Respect will be the road to safety
The mini-boom of shock and grief at the sudden and tragic passing of Carlene Stuart on Wednesday morning along Blowers Road in St James, as she worked, diligently focused on the task before her, will all be etched on our minds for a little while yet. Even longer if the Minister of Transport and Works Michael Lashley does not keep his word.
Mr Lashley will be looking at putting in place more stringent safety measures for those who legitimately work on the roadways of Barbados. He hopes that by doing so he will minimize the recurrence of such a calamity and its attendant tribulation and trauma, as we all experienced last week.
Of course, such revisionary thought will hardly have been burdening Mr Lashley’s conscience prior to Wednesday’s misfortune and distress, if for no other reason than we have been hurrying along unconcernedly and rushing by quite detachedly –– without incident for some time now –– those people who have been fixing our highways, or tidying them. Carlene Stuart was one such worker, and deserved no such demise as she suffered, which immediate family, friends and work colleagues were left to bemoan and bewail.
A driver reportedly in haste –– and impatient ––would contribute to the collision with another and the running down of poor Ms Stuart.
Minister Lashley has since called on drivers to be careful in their use of all our roads and to show respect to and for those workers of both Public Service and private enterprise carrying out their duties on the our highways. It ought to be unthinkable; but it is not far-fetched that some of us –– too many, regrettably –– believe that the team repairing the road, or the crew weeding its verges are of lesser ilk.
Still, for all our alleged indifference and rashness, we are fortunate to have no abundance of these tragedies –– though any such disaster in any single year is one too many. Mr Lashley has given no timeline on the implementation of these improved road safety measures to come; and we are left to wait with bated breath.

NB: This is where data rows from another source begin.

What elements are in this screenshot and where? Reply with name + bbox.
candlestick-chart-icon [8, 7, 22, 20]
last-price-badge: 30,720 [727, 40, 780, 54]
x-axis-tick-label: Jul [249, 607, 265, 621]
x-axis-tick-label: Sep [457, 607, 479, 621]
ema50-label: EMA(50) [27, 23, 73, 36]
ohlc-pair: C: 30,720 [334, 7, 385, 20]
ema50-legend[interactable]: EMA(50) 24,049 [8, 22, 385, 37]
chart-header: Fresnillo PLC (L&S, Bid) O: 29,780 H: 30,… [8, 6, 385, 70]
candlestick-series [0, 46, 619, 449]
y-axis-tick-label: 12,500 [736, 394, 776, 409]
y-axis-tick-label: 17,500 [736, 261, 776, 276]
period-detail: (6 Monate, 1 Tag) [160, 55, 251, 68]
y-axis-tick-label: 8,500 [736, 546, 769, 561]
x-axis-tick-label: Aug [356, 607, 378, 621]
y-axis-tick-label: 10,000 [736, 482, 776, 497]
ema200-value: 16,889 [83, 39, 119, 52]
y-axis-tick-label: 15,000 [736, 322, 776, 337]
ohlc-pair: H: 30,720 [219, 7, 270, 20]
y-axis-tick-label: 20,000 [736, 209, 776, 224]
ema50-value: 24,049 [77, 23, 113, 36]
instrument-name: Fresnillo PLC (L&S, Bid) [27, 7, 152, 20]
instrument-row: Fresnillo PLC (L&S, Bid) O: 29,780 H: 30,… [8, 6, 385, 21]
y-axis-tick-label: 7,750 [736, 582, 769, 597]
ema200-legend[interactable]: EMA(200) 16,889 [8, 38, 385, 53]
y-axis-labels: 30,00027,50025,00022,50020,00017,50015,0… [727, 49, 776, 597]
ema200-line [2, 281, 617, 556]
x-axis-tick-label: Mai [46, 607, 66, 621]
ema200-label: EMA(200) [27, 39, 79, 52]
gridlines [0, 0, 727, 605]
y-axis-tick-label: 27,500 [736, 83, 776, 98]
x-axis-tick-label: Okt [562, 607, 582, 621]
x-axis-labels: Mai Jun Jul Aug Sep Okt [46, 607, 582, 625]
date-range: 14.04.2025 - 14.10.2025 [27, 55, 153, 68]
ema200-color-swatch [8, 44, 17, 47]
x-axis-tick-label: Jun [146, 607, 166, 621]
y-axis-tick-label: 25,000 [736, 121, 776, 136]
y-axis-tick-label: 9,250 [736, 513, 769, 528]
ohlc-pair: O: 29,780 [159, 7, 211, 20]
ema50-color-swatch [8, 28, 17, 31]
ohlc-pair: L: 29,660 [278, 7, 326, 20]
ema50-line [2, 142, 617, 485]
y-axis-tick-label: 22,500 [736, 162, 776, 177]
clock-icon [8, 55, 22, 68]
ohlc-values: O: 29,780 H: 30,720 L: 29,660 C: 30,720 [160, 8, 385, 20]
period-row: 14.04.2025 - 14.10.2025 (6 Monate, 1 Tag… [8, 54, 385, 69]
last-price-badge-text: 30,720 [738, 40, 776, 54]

In the meantime, we might want to rewire our own mindset and behaviourism, ever so mindful that our highway crews have every right to work in peace and safety wherever they be. After all, they do us good. Highway workers are there to ensure our roads are properly maintained and improved, and their edges debushed and weeded for our comfort and very own safety itself.
We must be all made cognizant of the fact that the roadway may be a place of work, and the people there deserve as much respect as we would want at our work stations off the road. Clearly, on busy roads, day or night, in rain or sunshine, weathers, these street teams risk their lives improving our road system, keeping it open, clear and clean.
Loss of life, or serious injury, is a very real threat when motorists speed through roadworks trying to save a few minutes, or drive nonchalantly –– without a single care –– as they text their friends on their smartphones. Our road teams deserve a security of tenure that is bolstered by more than putting up a couple of signs and hoping for the best.
Needless to say, it becomes quite trying for crews to focus on their work when they hear about their colleagues or peers dying on the job by the hands of the indifferent or inattentive.
As we move into Independence celebrations and the Christmas holidays, there will surely be a swelling of traffic on our streets. We trust there will be the concomitant increase in driver awareness.
When we see the roadworks sign indicating any form of construction ahead, or men and women lining the street in the distance, the first thing we should do is become more alert and slow down, taking care to leave safely behind us
those road workers who are at obvious risk on the job.
All of us have the expectation when we leave our homes in the morning that we will return to them at night sure in safety. We ought not to deny our road workers such equivalent and deserving well-being.
We trust that Minister of Transport and Works Mr Lashley’s wading in on this heightened issue of road workers safety is no knee-jerk response to, or politically correct intervention in a matter that in short time will be returned to the back burner –– a customary practice of many of the powers that be. Carlene Stuart’s death ought not to be in vain.
Her dying, in the circumstances, must be the buttress for the safeness of our highways’ workers –– those whom she would have rather not left behind, and ought not to have been forced to.
Our deepest condolences to the family, close friends and colleagues of martyr Carlene Stuart.